When early childhood teachers combine food and crafts in the classroom, they get a recipe for sensory and creative experiences that have lifelong benefits for children. On any given day, it’s not uncommon for kids in childcare classrooms to paint with pudding, spaghetti sauce or yogurt; make collages out of dry beans and rice; use fruit and veggies to make imprints; craft spiders out of Oreo cookies; or create snow scenes with marshmallows.
Early childhood educators understand the advantages of offering children a variety of materials to aid in their mental and emotional development. Using food as crafts allows young children to flex their creative muscles and generate ideas to reinvent things and turn them into something new. Although there are many benefits to using food as crafts, this practice has some downsides too.
Pros of Using Food as Crafts
Crafting with food not only fires up kids’ imaginations, this activity improves their concentration, small motor skills, hand-eye coordination and their ability to follow simple directions. And the end product, though not always perfect, gives youngsters a sense of accomplishment and bolsters their self-esteem.
According to the North Dakota State University (NDSU) Extension Service, sensory experiences build the connections that guide brain development. When children craft with food, they have the opportunity to use their senses to learn about textures, consistency, aromas, and tastes. And since kids are most receptive to learning during their early years, the more sensory experiences they have before the age of six, the better.

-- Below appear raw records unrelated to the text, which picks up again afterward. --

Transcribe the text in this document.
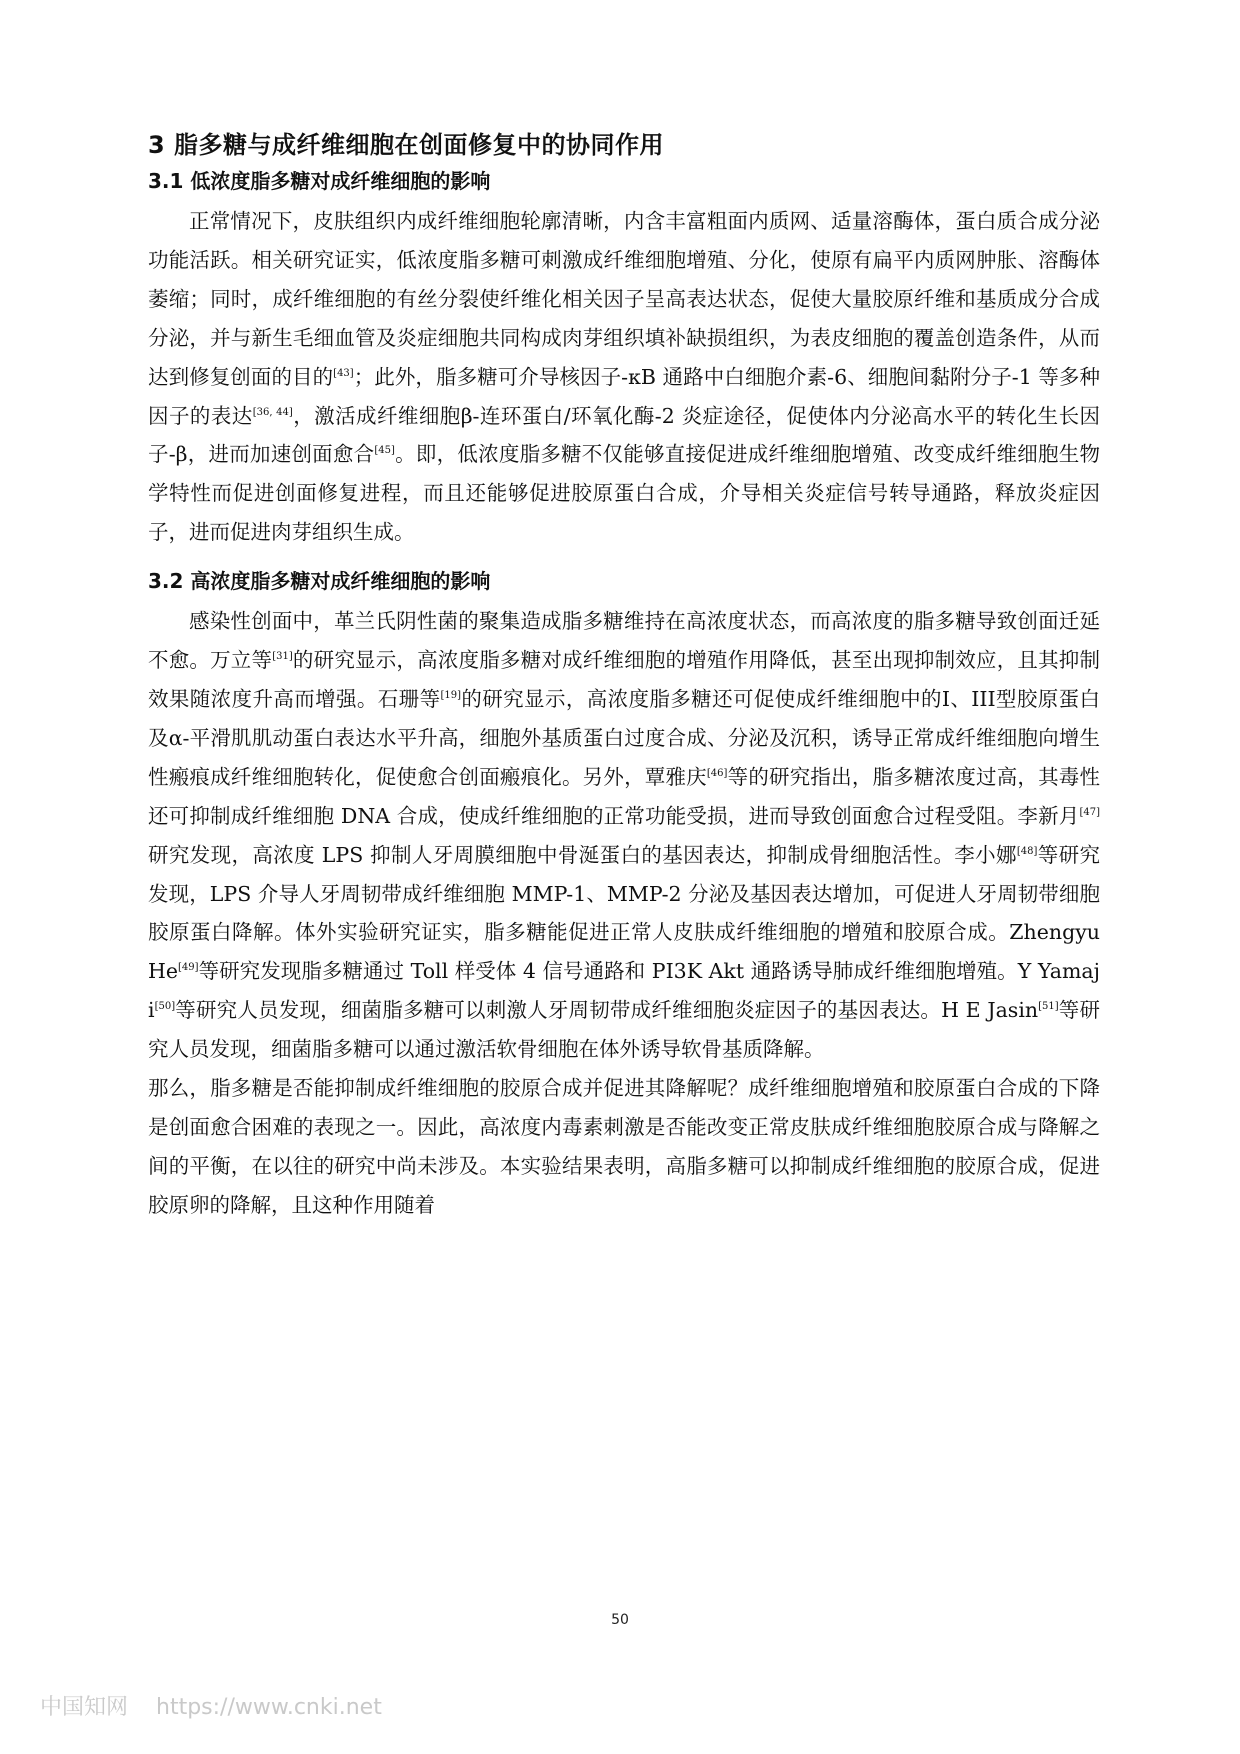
3 脂多糖与成纤维细胞在创面修复中的协同作用
3.1 低浓度脂多糖对成纤维细胞的影响

正常情况下，皮肤组织内成纤维细胞轮廓清晰，内含丰富粗面内质网、适量溶酶体，蛋白质合成分泌功能活跃。相关研究证实，低浓度脂多糖可刺激成纤维细胞增殖、分化，使原有扁平内质网肿胀、溶酶体萎缩；同时，成纤维细胞的有丝分裂使纤维化相关因子呈高表达状态，促使大量胶原纤维和基质成分合成分泌，并与新生毛细血管及炎症细胞共同构成肉芽组织填补缺损组织，为表皮细胞的覆盖创造条件，从而达到修复创面的目的[43]；此外，脂多糖可介导核因子-κB 通路中白细胞介素-6、细胞间黏附分子-1 等多种因子的表达[36, 44]，激活成纤维细胞β-连环蛋白/环氧化酶-2 炎症途径，促使体内分泌高水平的转化生长因子-β，进而加速创面愈合[45]。即，低浓度脂多糖不仅能够直接促进成纤维细胞增殖、改变成纤维细胞生物学特性而促进创面修复进程，而且还能够促进胶原蛋白合成，介导相关炎症信号转导通路，释放炎症因子，进而促进肉芽组织生成。

3.2 高浓度脂多糖对成纤维细胞的影响

感染性创面中，革兰氏阴性菌的聚集造成脂多糖维持在高浓度状态，而高浓度的脂多糖导致创面迁延不愈。万立等[31]的研究显示，高浓度脂多糖对成纤维细胞的增殖作用降低，甚至出现抑制效应，且其抑制效果随浓度升高而增强。石珊等[19]的研究显示，高浓度脂多糖还可促使成纤维细胞中的I、III型胶原蛋白及α-平滑肌肌动蛋白表达水平升高，细胞外基质蛋白过度合成、分泌及沉积，诱导正常成纤维细胞向增生性瘢痕成纤维细胞转化，促使愈合创面瘢痕化。另外，覃雅庆[46]等的研究指出，脂多糖浓度过高，其毒性还可抑制成纤维细胞 DNA 合成，使成纤维细胞的正常功能受损，进而导致创面愈合过程受阻。李新月[47]研究发现，高浓度 LPS 抑制人牙周膜细胞中骨涎蛋白的基因表达，抑制成骨细胞活性。李小娜[48]等研究发现，LPS 介导人牙周韧带成纤维细胞 MMP-1、MMP-2 分泌及基因表达增加，可促进人牙周韧带细胞胶原蛋白降解。体外实验研究证实，脂多糖能促进正常人皮肤成纤维细胞的增殖和胶原合成。Zhengyu He[49]等研究发现脂多糖通过 Toll 样受体 4 信号通路和 PI3K Akt 通路诱导肺成纤维细胞增殖。Y Yamaji[50]等研究人员发现，细菌脂多糖可以刺激人牙周韧带成纤维细胞炎症因子的基因表达。H E Jasin[51]等研究人员发现，细菌脂多糖可以通过激活软骨细胞在体外诱导软骨基质降解。

那么，脂多糖是否能抑制成纤维细胞的胶原合成并促进其降解呢？成纤维细胞增殖和胶原蛋白合成的下降是创面愈合困难的表现之一。因此，高浓度内毒素刺激是否能改变正常皮肤成纤维细胞胶原合成与降解之间的平衡，在以往的研究中尚未涉及。本实验结果表明，高脂多糖可以抑制成纤维细胞的胶原合成，促进胶原卵的降解，且这种作用随着

50
中国知网 https://www.cnki.net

Cons of Using Food as Crafts
Using food for creative projects can send the silent message to children that it’s okay to be wasteful. In addition to encouraging waste, crafting with food can also put kids’ health in jeopardy. When youngsters handle food, talk over it, or pass it around before eating it, germs can spread and increase the risk of infectious illnesses.
A large number of edible crafts also contain sugary foods that if consumed in excess, can increase the risk of tooth decay, obesity, and obesity-related illnesses such as diabetes and heart disease. Using food as crafts can also send conflicting messages to kids about the importance of eating healthy.
Using food for creative projects gives children permission to explore, discover, and think outside of the box. However, this practice can be considered wasteful, unsanitary, and contradictory of efforts to encourage proper eating habits. After weighing the pros and cons of using food as crafts, early childhood educators can decide if this is something they want to implement in their classrooms.